Why ? Isn’t that per vertex only a bit more wrong due to interpolation than per fragment lighting ? I guess I miss something again.

That would be true for normal lights, but for spotlights it’s more problematic. You’ll get similar artifacts as with specular highlights.

In the extreme case, the entire spotlight can disappear if the whole light cone falls inside a single polygon. Even if this is not the case, you get ugly angular edges on the border of the light code instead of smooth, round ones.

You’d need extremely high tesselation, not only on round but also on flat surfaces.

What I’m saying is : if you want to simulate a real headlamp effect, the result you get is not just a circle illumination pattern effect like spotlight but a complex illumination pattern. It’s very hard to find a magic mathematical formula that could produce this kind of effect directly in a shader.
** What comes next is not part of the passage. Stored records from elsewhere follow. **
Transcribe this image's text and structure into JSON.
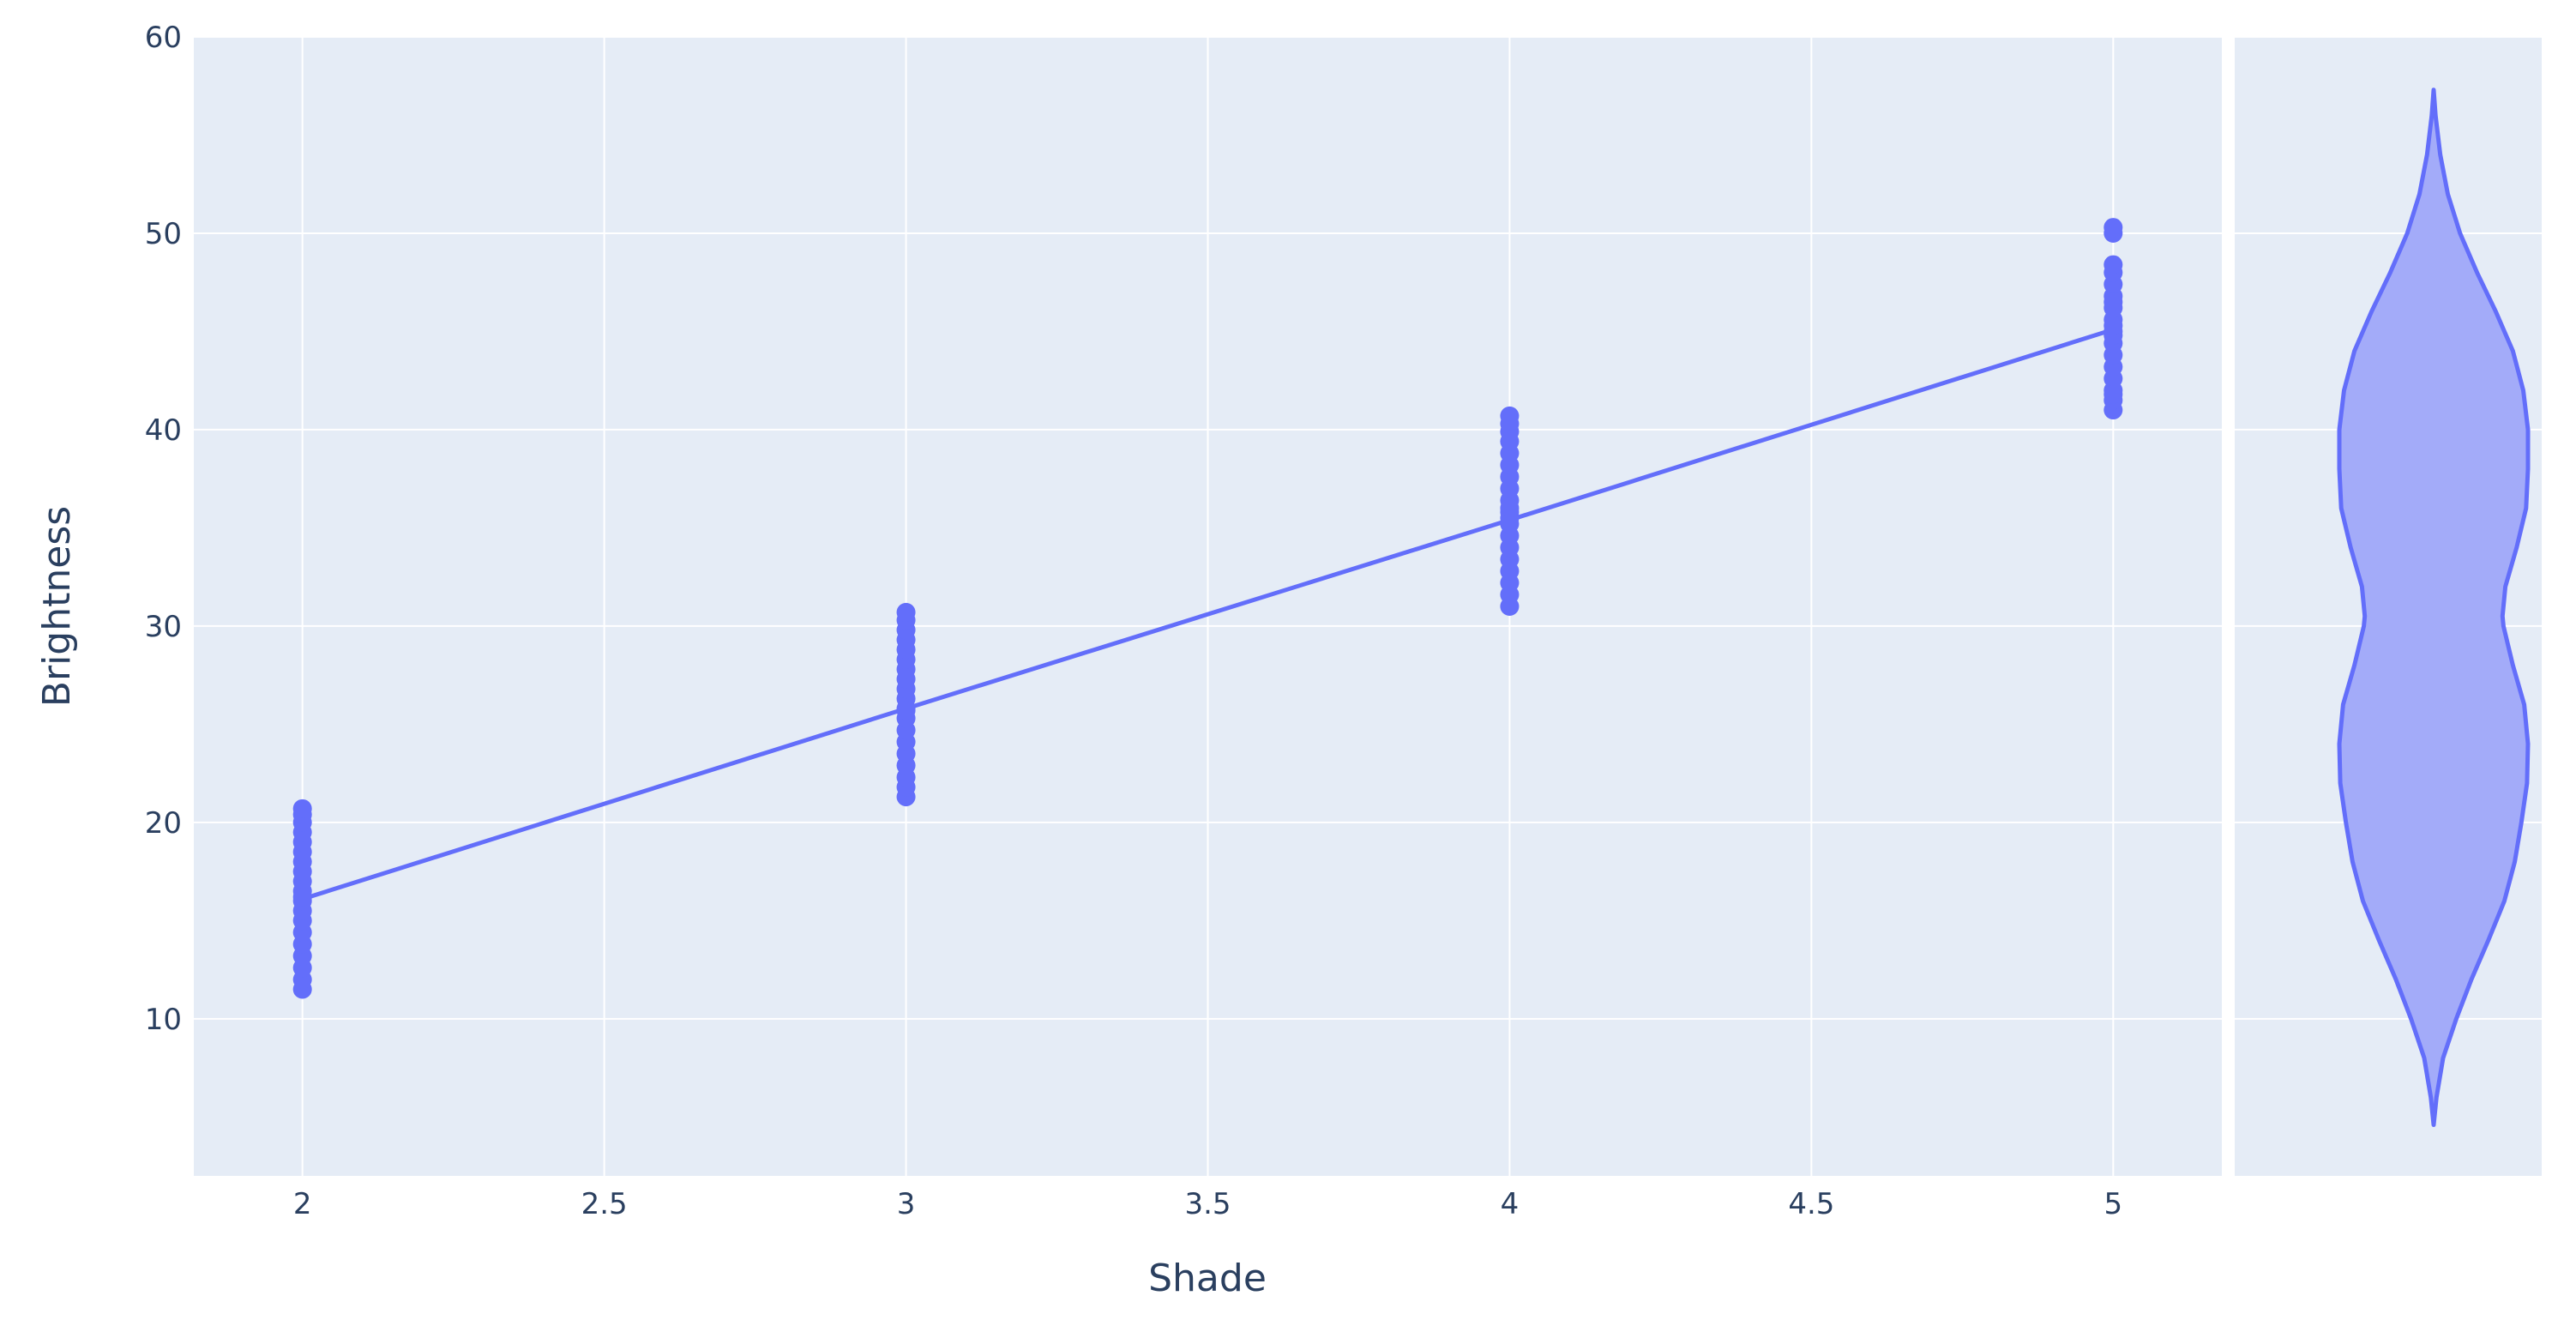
{
  "chart_data": {
    "type": "scatter",
    "xlabel": "Shade",
    "ylabel": "Brightness",
    "xlim": [
      1.82,
      5.18
    ],
    "ylim": [
      2,
      60
    ],
    "x_ticks": [
      2,
      2.5,
      3,
      3.5,
      4,
      4.5,
      5
    ],
    "x_tick_labels": [
      "2",
      "2.5",
      "3",
      "3.5",
      "4",
      "4.5",
      "5"
    ],
    "y_ticks": [
      10,
      20,
      30,
      40,
      50,
      60
    ],
    "y_tick_labels": [
      "10",
      "20",
      "30",
      "40",
      "50",
      "60"
    ],
    "grid": true,
    "colors": {
      "marker": "#636efa",
      "plot_background": "#e5ecf6",
      "grid": "#ffffff",
      "violin_fill": "#a3abf9",
      "text": "#2a3f5f"
    },
    "series": [
      {
        "type": "scatter",
        "x": [
          2,
          2,
          2,
          2,
          2,
          2,
          2,
          2,
          2,
          2,
          2,
          2,
          2,
          2,
          2,
          2,
          2,
          2,
          2,
          2,
          3,
          3,
          3,
          3,
          3,
          3,
          3,
          3,
          3,
          3,
          3,
          3,
          3,
          3,
          3,
          3,
          3,
          3,
          3,
          3,
          4,
          4,
          4,
          4,
          4,
          4,
          4,
          4,
          4,
          4,
          4,
          4,
          4,
          4,
          4,
          4,
          4,
          4,
          4,
          4,
          5,
          5,
          5,
          5,
          5,
          5,
          5,
          5,
          5,
          5,
          5,
          5,
          5,
          5,
          5,
          5,
          5,
          5,
          5,
          5
        ],
        "y": [
          11.5,
          12.0,
          12.6,
          13.2,
          13.8,
          14.4,
          15.0,
          15.5,
          16.0,
          16.5,
          17.0,
          17.5,
          18.0,
          18.5,
          19.0,
          19.5,
          20.0,
          20.4,
          20.7,
          16.2,
          21.3,
          21.8,
          22.3,
          22.9,
          23.5,
          24.1,
          24.7,
          25.3,
          25.8,
          26.3,
          26.8,
          27.3,
          27.8,
          28.3,
          28.8,
          29.3,
          29.8,
          30.3,
          30.7,
          25.7,
          31.0,
          31.6,
          32.2,
          32.8,
          33.4,
          34.0,
          34.6,
          35.2,
          35.8,
          36.4,
          37.0,
          37.6,
          38.2,
          38.8,
          39.4,
          39.9,
          40.3,
          40.7,
          35.5,
          36.0,
          41.0,
          41.5,
          42.0,
          42.6,
          43.2,
          43.8,
          44.4,
          45.0,
          45.6,
          46.2,
          46.8,
          47.4,
          48.0,
          48.4,
          50.0,
          50.3,
          41.8,
          44.8,
          45.3,
          46.5
        ],
        "marker": "circle"
      },
      {
        "type": "line",
        "x": [
          2,
          3,
          4,
          5
        ],
        "y": [
          16.1,
          25.8,
          35.4,
          45.1
        ]
      },
      {
        "type": "violin",
        "y_range": [
          4.6,
          57.3
        ],
        "density_y": [
          4.6,
          6,
          8,
          10,
          12,
          14,
          16,
          18,
          20,
          22,
          24,
          26,
          28,
          30,
          30.5,
          32,
          34,
          36,
          38,
          40,
          42,
          44,
          46,
          48,
          50,
          52,
          54,
          56,
          57.3
        ],
        "density": [
          0,
          0.03,
          0.1,
          0.24,
          0.4,
          0.58,
          0.75,
          0.86,
          0.93,
          0.99,
          1.0,
          0.96,
          0.84,
          0.74,
          0.73,
          0.76,
          0.88,
          0.98,
          1.0,
          1.0,
          0.95,
          0.84,
          0.66,
          0.46,
          0.28,
          0.15,
          0.07,
          0.02,
          0
        ]
      }
    ]
  }
}
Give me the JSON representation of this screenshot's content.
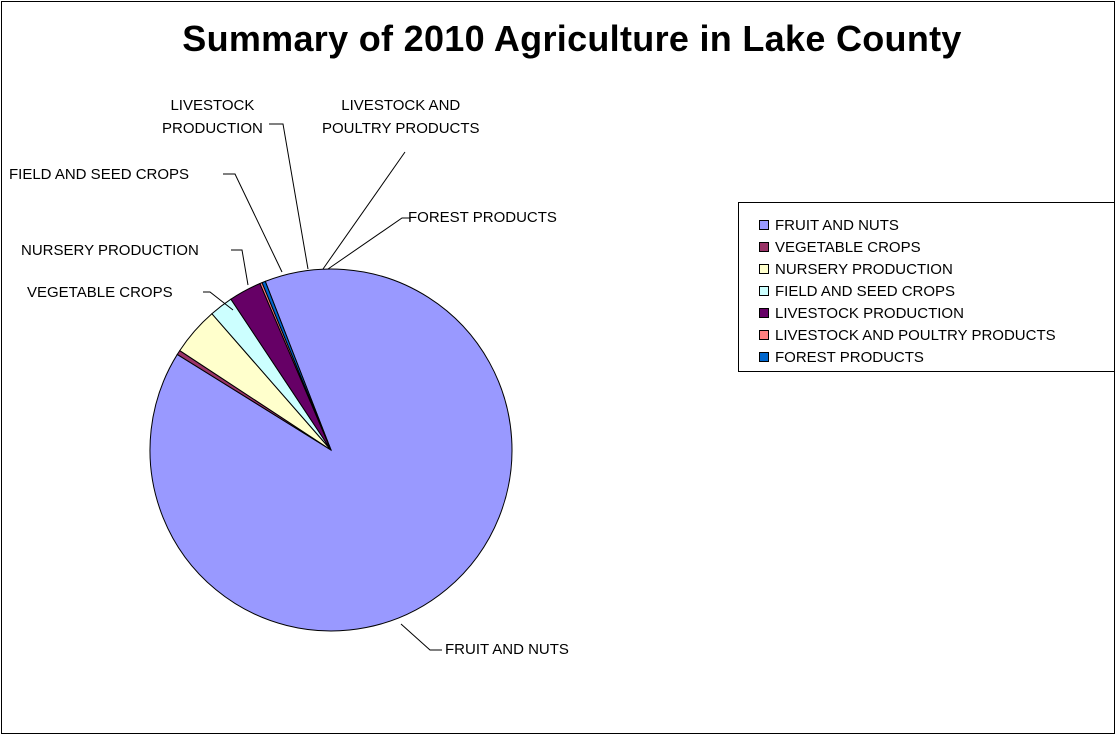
{
  "chart_data": {
    "type": "pie",
    "title": "Summary of 2010 Agriculture in Lake County",
    "legend_position": "right",
    "slices": [
      {
        "label": "FRUIT AND NUTS",
        "value": 89.5,
        "color": "#9999FF"
      },
      {
        "label": "VEGETABLE CROPS",
        "value": 0.4,
        "color": "#993366"
      },
      {
        "label": "NURSERY PRODUCTION",
        "value": 4.3,
        "color": "#FFFFCC"
      },
      {
        "label": "FIELD AND SEED CROPS",
        "value": 2.1,
        "color": "#CCFFFF"
      },
      {
        "label": "LIVESTOCK PRODUCTION",
        "value": 2.9,
        "color": "#660066"
      },
      {
        "label": "LIVESTOCK  AND POULTRY PRODUCTS",
        "value": 0.2,
        "color": "#FF8080"
      },
      {
        "label": "FOREST PRODUCTS",
        "value": 0.3,
        "color": "#0066CC"
      }
    ],
    "callouts": [
      "FRUIT AND NUTS",
      "VEGETABLE CROPS",
      "NURSERY PRODUCTION",
      "FIELD AND SEED CROPS",
      "LIVESTOCK\nPRODUCTION",
      "LIVESTOCK  AND\nPOULTRY PRODUCTS",
      "FOREST PRODUCTS"
    ]
  }
}
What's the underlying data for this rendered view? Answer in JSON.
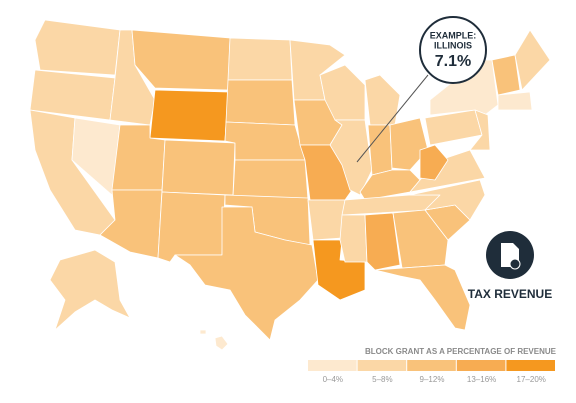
{
  "callout": {
    "line1": "EXAMPLE:",
    "line2": "ILLINOIS",
    "value": "7.1%"
  },
  "badge": {
    "label": "TAX REVENUE"
  },
  "legend": {
    "title": "BLOCK GRANT AS A PERCENTAGE OF REVENUE",
    "bins": [
      {
        "label": "0–4%",
        "color": "#fde9cf"
      },
      {
        "label": "5–8%",
        "color": "#fbd7a6"
      },
      {
        "label": "9–12%",
        "color": "#f9c27a"
      },
      {
        "label": "13–16%",
        "color": "#f7ac52"
      },
      {
        "label": "17–20%",
        "color": "#f5981f"
      }
    ]
  }
}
So the best way to get it is to pack your complex pattern (defined by a normalized photometric map for instance) in a texture that will act like a filter. In your shader, once you’ve done your lighting computation for one point light source you have to blend(multiply) the result with the corresponding texture value. But in order to access these values, you need to do some perspective transformation to bring your point 3D coordinate into your 2D space coordinate of your texture. This kind of computation is the same one you find in projective texture mapping or shadow mapping techniques.